Soltis took early retirement only because physicians told him that his eyesight would worsen if he stayed in a job that involved, among other stresses, much staring at computer screens. He's hardly idle, however. He limits his online time and tries to avoid night driving, but still continues to help people make connections. He currently serves on a Southern Tier committee on health, education, and human services; is a board member (and immediate past president) of the Addiction Center of Broome County; and is president of the board of the New York State Court Appointed Special Advocates Association, a nonprofit body formed to support individuals charged with protecting the rights and safety of at-risk children. Soltis is already trying to plug these nonprofit organizations into broader networks. He mentions that he's approached Bell Atlantic on behalf of the special advocates association and then adds jokingly, "I seem to be perpetually associated with people who have no money."

His one purely personal project seems to be work on a Victorian house, built sometime in the 1880s, where he's lived for 11 years. Also personal, but already a bit more than that, is a small retail crafts outlet called Whimsical Creations. Its walls and shelves are filled with artwork and crafts produced locally—watercolors, quilts, knickknacks, and thingamajigs.

The prices are so low that you realize Soltis's profit margin must be next to nothing. It turns out that Soltis knows all the craftspeople whose work he displays. He mentions their marketing problems and adds that there are many talented artists and artisans in Broome County and adjacent counties but relatively few outlets for their work.

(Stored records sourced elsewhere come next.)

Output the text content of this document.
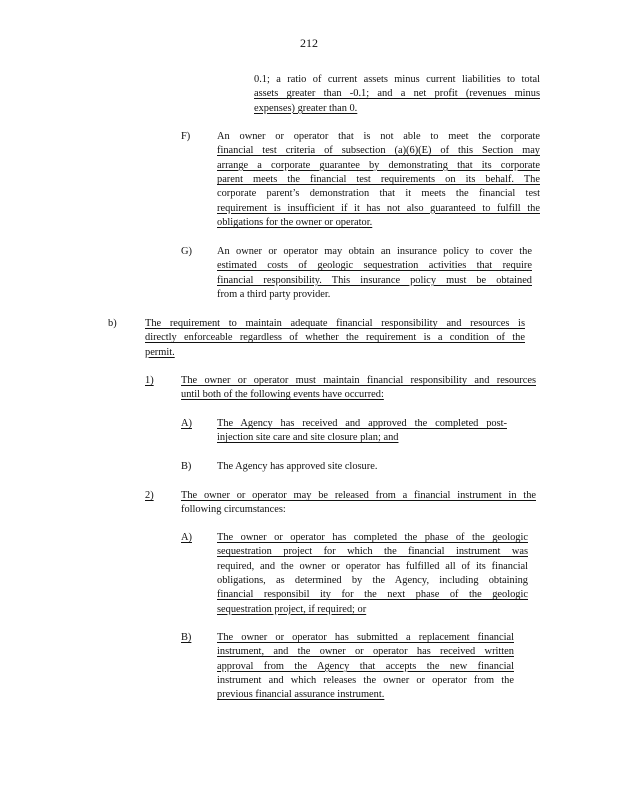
212
0.1; a ratio of current assets minus current liabilities to total
assets greater than -0.1; and a net profit (revenues minus
expenses) greater than 0.
F)	An owner or operator that is not able to meet the corporate
financial test criteria of subsection (a)(6)(E) of this Section may
arrange a corporate guarantee by demonstrating that its corporate
parent meets the financial test requirements on its behalf. The
corporate parent’s demonstration that it meets the financial test
requirement is insufficient if it has not also guaranteed to fulfill the
obligations for the owner or operator.
G) An owner or operator may obtain an insurance policy to cover the
estimated costs of geologic sequestration activities that require
financial responsibility. This insurance policy must be obtained
from a third party provider.
b)	The requirement to maintain adequate financial responsibility and resources is
directly enforceable regardless of whether the requirement is a condition of the
permit.
1)	The owner or operator must maintain financial responsibility and resources
until both of the following events have occurred:
A) The Agency has received and approved the completed post-
injection site care and site closure plan; and
B) The Agency has approved site closure.
2)	The owner or operator may be released from a financial instrument in the
following circumstances:
A) The owner or operator has completed the phase of the geologic
sequestration project for which the financial instrument was
required, and the owner or operator has fulfilled all of its financial
obligations, as determined by the Agency, including obtaining
financial responsibil ity for the next phase of the geologic
sequestration project, if required; or
B) The owner or operator has submitted a replacement financial
instrument, and the owner or operator has received written
approval from the Agency that accepts the new financial
instrument and which releases the owner or operator from the
previous financial assurance instrument.
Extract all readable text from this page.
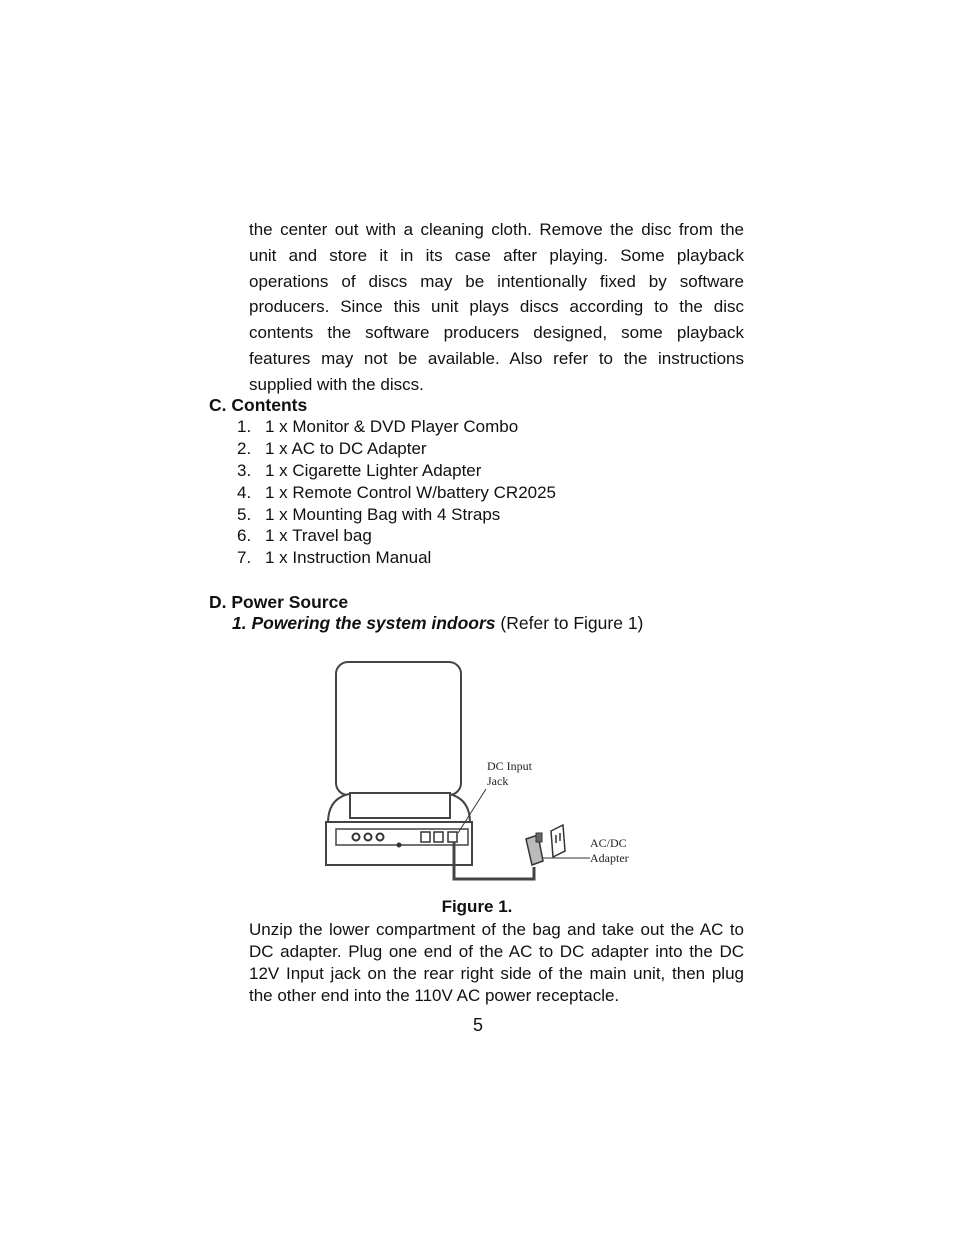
the center out with a cleaning cloth. Remove the disc from the unit and store it in its case after playing. Some playback operations of discs may be intentionally fixed by software producers. Since this unit plays discs according to the disc contents the software producers designed, some playback features may not be available. Also refer to the instructions supplied with the discs.

C. Contents
1. 1 x Monitor & DVD Player Combo
2. 1 x AC to DC Adapter
3. 1 x Cigarette Lighter Adapter
4. 1 x Remote Control W/battery CR2025
5. 1 x Mounting Bag with 4 Straps
6. 1 x Travel bag
7. 1 x Instruction Manual
D. Power Source

1. Powering the system indoors (Refer to Figure 1)

DC Input
Jack
AC/DC
Adapter

Figure 1.

Unzip the lower compartment of the bag and take out the AC to DC adapter. Plug one end of the AC to DC adapter into the DC 12V Input jack on the rear right side of the main unit, then plug the other end into the 110V AC power receptacle.

5
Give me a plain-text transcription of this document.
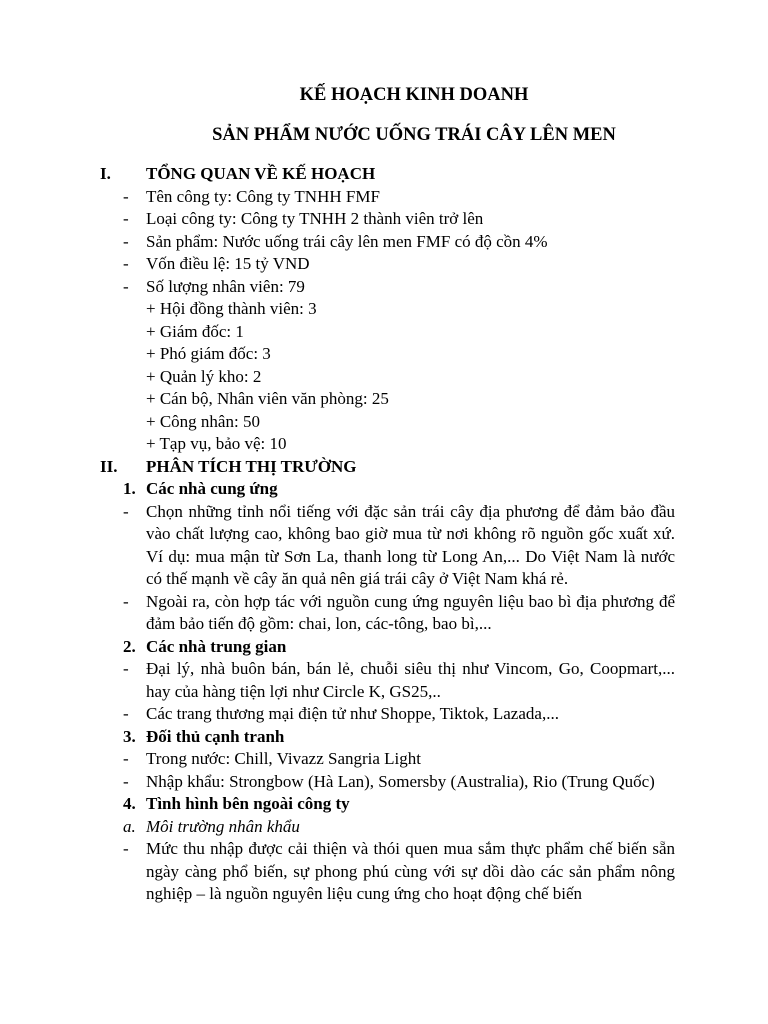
KẾ HOẠCH KINH DOANH
SẢN PHẨM NƯỚC UỐNG TRÁI CÂY LÊN MEN
I. TỔNG QUAN VỀ KẾ HOẠCH
- Tên công ty: Công ty TNHH FMF
- Loại công ty: Công ty TNHH 2 thành viên trở lên
- Sản phẩm: Nước uống trái cây lên men FMF có độ cồn 4%
- Vốn điều lệ: 15 tỷ VND
- Số lượng nhân viên: 79
+ Hội đồng thành viên: 3
+ Giám đốc: 1
+ Phó giám đốc: 3
+ Quản lý kho: 2
+ Cán bộ, Nhân viên văn phòng: 25
+ Công nhân: 50
+ Tạp vụ, bảo vệ: 10
II. PHÂN TÍCH THỊ TRƯỜNG
1. Các nhà cung ứng
- Chọn những tỉnh nổi tiếng với đặc sản trái cây địa phương để đảm bảo đầu vào chất lượng cao, không bao giờ mua từ nơi không rõ nguồn gốc xuất xứ. Ví dụ: mua mận từ Sơn La, thanh long từ Long An,... Do Việt Nam là nước có thế mạnh về cây ăn quả nên giá trái cây ở Việt Nam khá rẻ.
- Ngoài ra, còn hợp tác với nguồn cung ứng nguyên liệu bao bì địa phương để đảm bảo tiến độ gồm: chai, lon, các-tông, bao bì,...
2. Các nhà trung gian
- Đại lý, nhà buôn bán, bán lẻ, chuỗi siêu thị như Vincom, Go, Coopmart,... hay của hàng tiện lợi như Circle K, GS25,..
- Các trang thương mại điện tử như Shoppe, Tiktok, Lazada,...
3. Đối thủ cạnh tranh
- Trong nước: Chill, Vivazz Sangria Light
- Nhập khẩu: Strongbow (Hà Lan), Somersby (Australia), Rio (Trung Quốc)
4. Tình hình bên ngoài công ty
a. Môi trường nhân khẩu
- Mức thu nhập được cải thiện và thói quen mua sắm thực phẩm chế biến sẵn ngày càng phổ biến, sự phong phú cùng với sự dồi dào các sản phẩm nông nghiệp – là nguồn nguyên liệu cung ứng cho hoạt động chế biến
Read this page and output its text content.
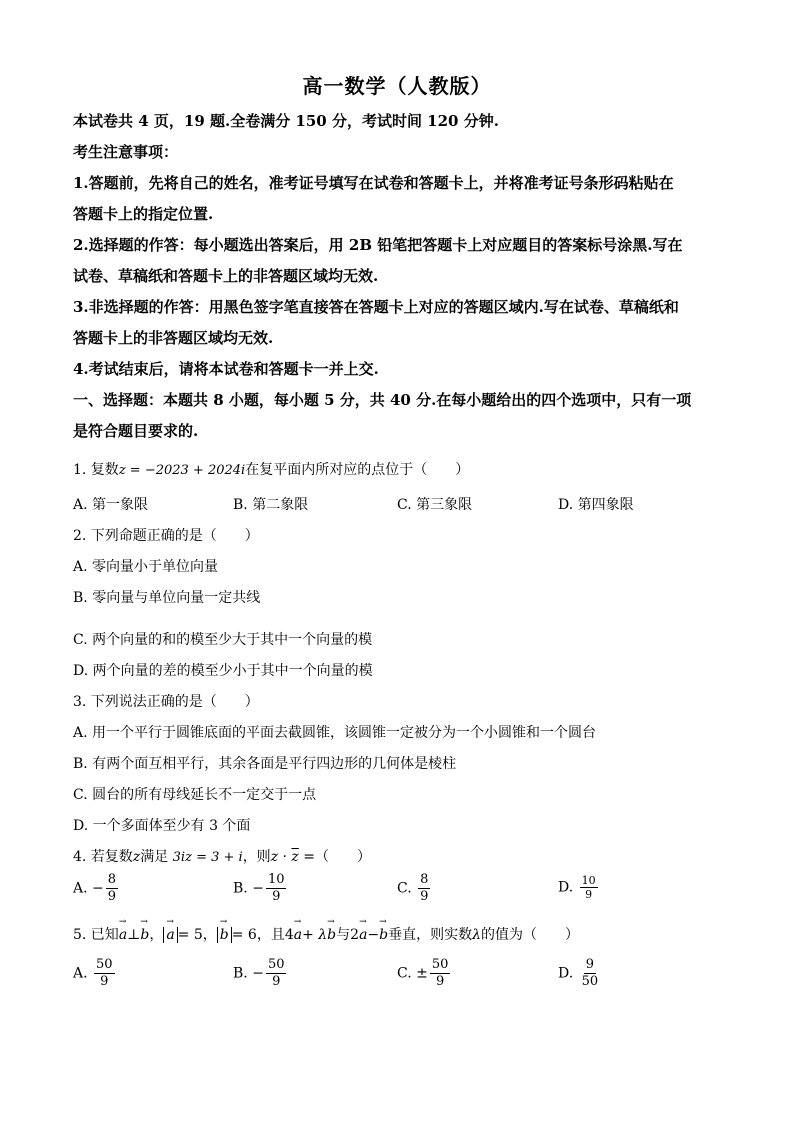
高一数学（人教版）
本试卷共 4 页，19 题.全卷满分 150 分，考试时间 120 分钟.
考生注意事项：
1.答题前，先将自己的姓名，准考证号填写在试卷和答题卡上，并将准考证号条形码粘贴在
答题卡上的指定位置.
2.选择题的作答：每小题选出答案后，用 2B 铅笔把答题卡上对应题目的答案标号涂黑.写在
试卷、草稿纸和答题卡上的非答题区域均无效.
3.非选择题的作答：用黑色签字笔直接答在答题卡上对应的答题区域内.写在试卷、草稿纸和
答题卡上的非答题区域均无效.
4.考试结束后，请将本试卷和答题卡一并上交.
一、选择题：本题共 8 小题，每小题 5 分，共 40 分.在每小题给出的四个选项中，只有一项
是符合题目要求的.
1. 复数z = −2023 + 2024i在复平面内所对应的点位于（　　）
A. 第一象限	B. 第二象限	C. 第三象限	D. 第四象限
2. 下列命题正确的是（　　）
A. 零向量小于单位向量
B. 零向量与单位向量一定共线
C. 两个向量的和的模至少大于其中一个向量的模
D. 两个向量的差的模至少小于其中一个向量的模
3. 下列说法正确的是（　　）
A. 用一个平行于圆锥底面的平面去截圆锥，该圆锥一定被分为一个小圆锥和一个圆台
B. 有两个面互相平行，其余各面是平行四边形的几何体是棱柱
C. 圆台的所有母线延长不一定交于一点
D. 一个多面体至少有 3 个面
4. 若复数z满足 3iz = 3 + i，则$z \cdot \overline{z}$ =（　　）
A. − $\frac{8}{9}$	B. − $\frac{10}{9}$	C. $\frac{8}{9}$	D. $\frac{10}{9}$
5. 已知→ a⊥→ b， → a = 5， → b = 6，且4→ a+ λ→ b与2→ a−→ b垂直，则实数λ的值为（　　）
A. $\frac{50}{9}$	B. − $\frac{50}{9}$	C. ± $\frac{50}{9}$	D. $\frac{9}{50}$
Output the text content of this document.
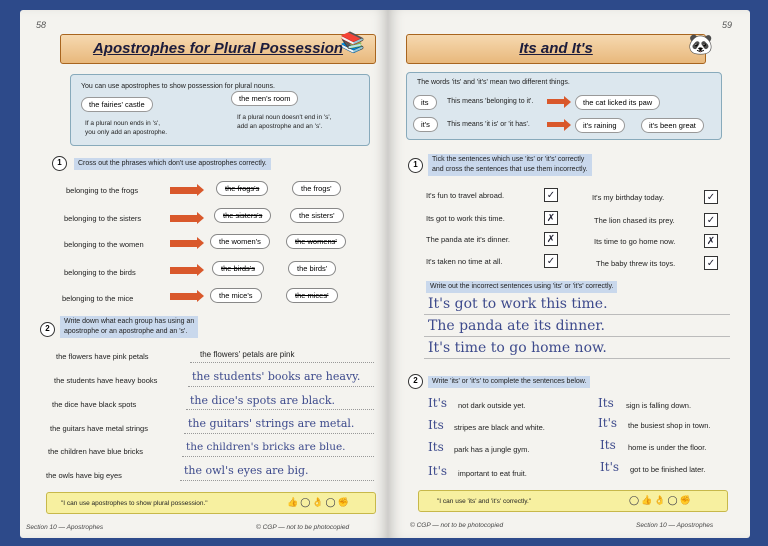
58
Apostrophes for Plural Possession
📚
You can use apostrophes to show possession for plural nouns.
the fairies' castle
the men's room
If a plural noun ends in 's',
you only add an apostrophe.
If a plural noun doesn't end in 's',
add an apostrophe and an 's'.
1	Cross out the phrases which don't use apostrophes correctly.
belonging to the frogs	the frogs's	the frogs'
belonging to the sisters	the sisters's	the sisters'
belonging to the women	the women's	the womens'
belonging to the birds	the birds's	the birds'
belonging to the mice	the mice's	the mices'
2
Write down what each group has using an
apostrophe or an apostrophe and an 's'.
the flowers have pink petals	the flowers' petals are pink
the students have heavy books	the students' books are heavy.
the dice have black spots	the dice's spots are black.
the guitars have metal strings	the guitars' strings are metal.
the children have blue bricks	the children's bricks are blue.
the owls have big eyes	the owl's eyes are big.
"I can use apostrophes to show plural possession."	👍◯👌◯✊
Section 10 — Apostrophes	© CGP — not to be photocopied
59
Its and It's	🐼
The words 'its' and 'it's' mean two different things.
its	This means 'belonging to it'.	the cat licked its paw
it's	This means 'it is' or 'it has'.	it's raining	it's been great
1
Tick the sentences which use 'its' or 'it's' correctly
and cross the sentences that use them incorrectly.
It's fun to travel abroad.	✓
Its got to work this time.	✗
The panda ate it's dinner.	✗
It's taken no time at all.	✓
It's my birthday today.	✓
The lion chased its prey.	✓
Its time to go home now.	✗
The baby threw its toys.	✓
Write out the incorrect sentences using 'its' or 'it's' correctly.
It's got to work this time.
The panda ate its dinner.
It's time to go home now.
2	Write 'its' or 'it's' to complete the sentences below.
It's not dark outside yet.
Its stripes are black and white.
Its park has a jungle gym.
It's important to eat fruit.
Its sign is falling down.
It's the busiest shop in town.
Its home is under the floor.
It's got to be finished later.
"I can use 'its' and 'it's' correctly."	◯👍👌◯✊
© CGP — not to be photocopied	Section 10 — Apostrophes
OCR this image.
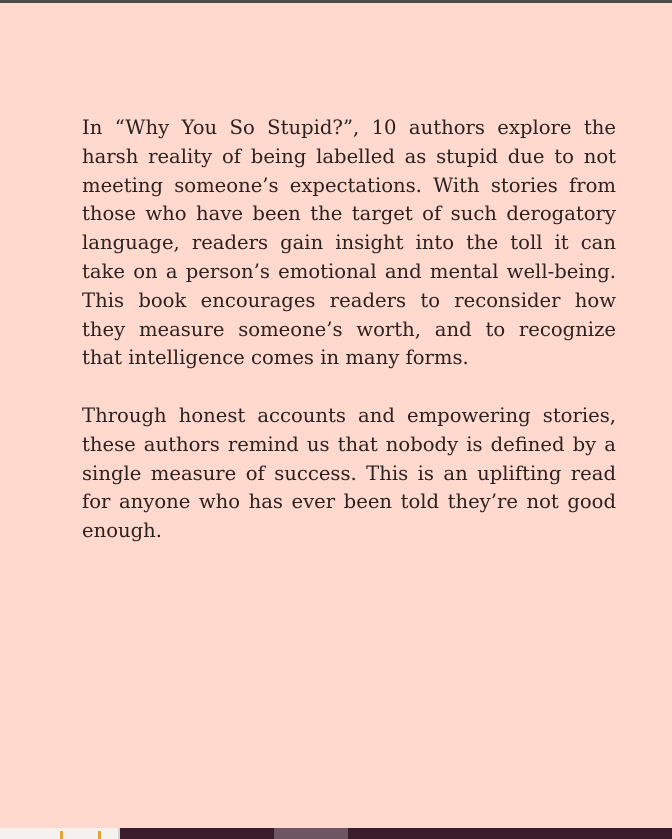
In “Why You So Stupid?”, 10 authors explore the harsh reality of being labelled as stupid due to not meeting someone’s expectations. With stories from those who have been the target of such derogatory language, readers gain insight into the toll it can take on a person’s emotional and mental well-being. This book encourages readers to reconsider how they measure someone’s worth, and to recognize that intelligence comes in many forms.

Through honest accounts and empowering stories, these authors remind us that nobody is defined by a single measure of success. This is an uplifting read for anyone who has ever been told they’re not good enough.
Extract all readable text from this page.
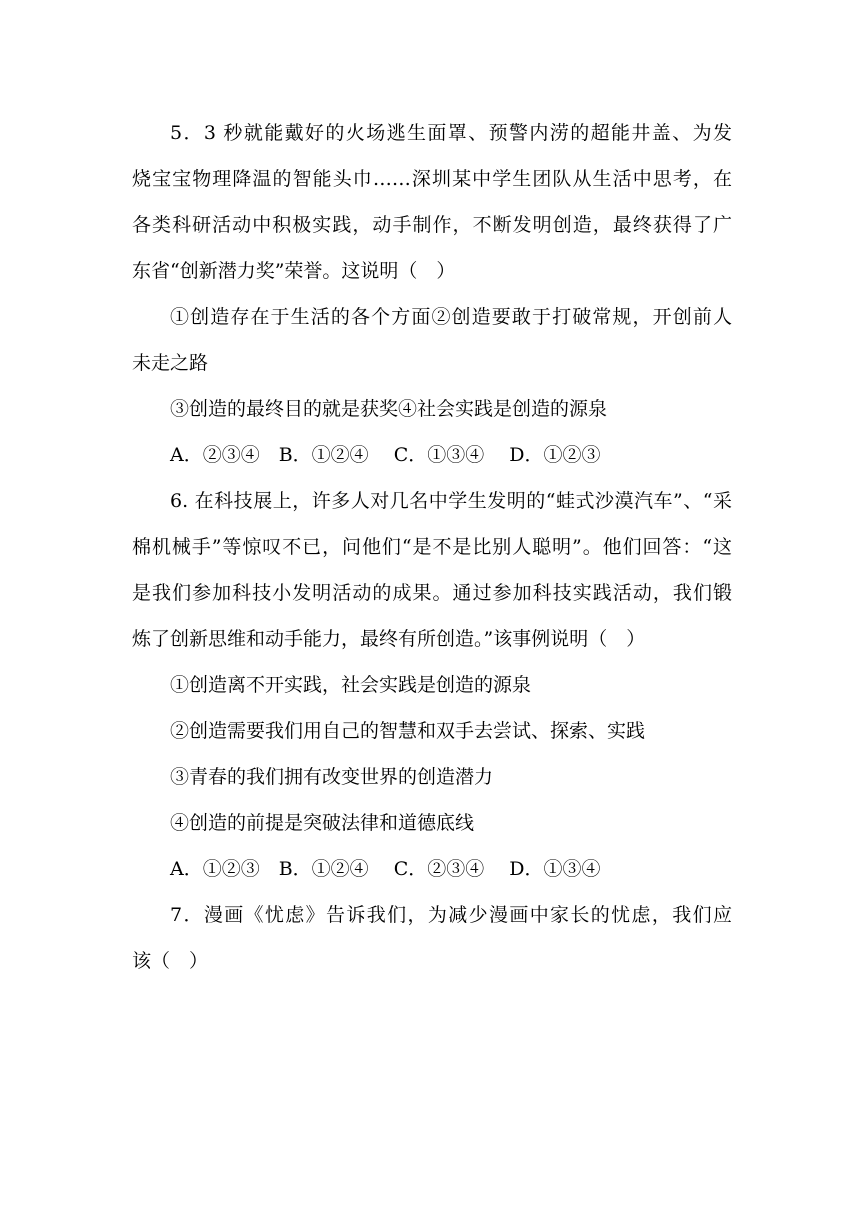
5．3 秒就能戴好的火场逃生面罩、预警内涝的超能井盖、为发
烧宝宝物理降温的智能头巾……深圳某中学生团队从生活中思考，在
各类科研活动中积极实践，动手制作，不断发明创造，最终获得了广
东省“创新潜力奖”荣誉。这说明（　）
①创造存在于生活的各个方面②创造要敢于打破常规，开创前人
未走之路
③创造的最终目的就是获奖④社会实践是创造的源泉
A．②③④　B．①②④　 C．①③④　 D．①②③
6. 在科技展上，许多人对几名中学生发明的“蛙式沙漠汽车”、“采
棉机械手”等惊叹不已，问他们“是不是比别人聪明”。他们回答：“这
是我们参加科技小发明活动的成果。通过参加科技实践活动，我们锻
炼了创新思维和动手能力，最终有所创造。”该事例说明（　）
①创造离不开实践，社会实践是创造的源泉
②创造需要我们用自己的智慧和双手去尝试、探索、实践
③青春的我们拥有改变世界的创造潜力
④创造的前提是突破法律和道德底线
A．①②③　B．①②④　 C．②③④　 D．①③④
7．漫画《忧虑》告诉我们，为减少漫画中家长的忧虑，我们应
该（　）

"It bothers me that there's not more of a network out there," he says. "I think that needs to be looked at from a broader perspective." Then, almost as if to himself, he asks, "Why not?"

He continues talking, and the creation of still another network—a marketing cooperative perhaps?—begins to sound like the most rational thing in the world to do, as ordinary as giving kids a chance to talk together before class. It also begins to sound like another challenge Soltis won't be able to resist.

Fred D. Baldwin is a freelance writer based in Carlisle, Pennsylvania.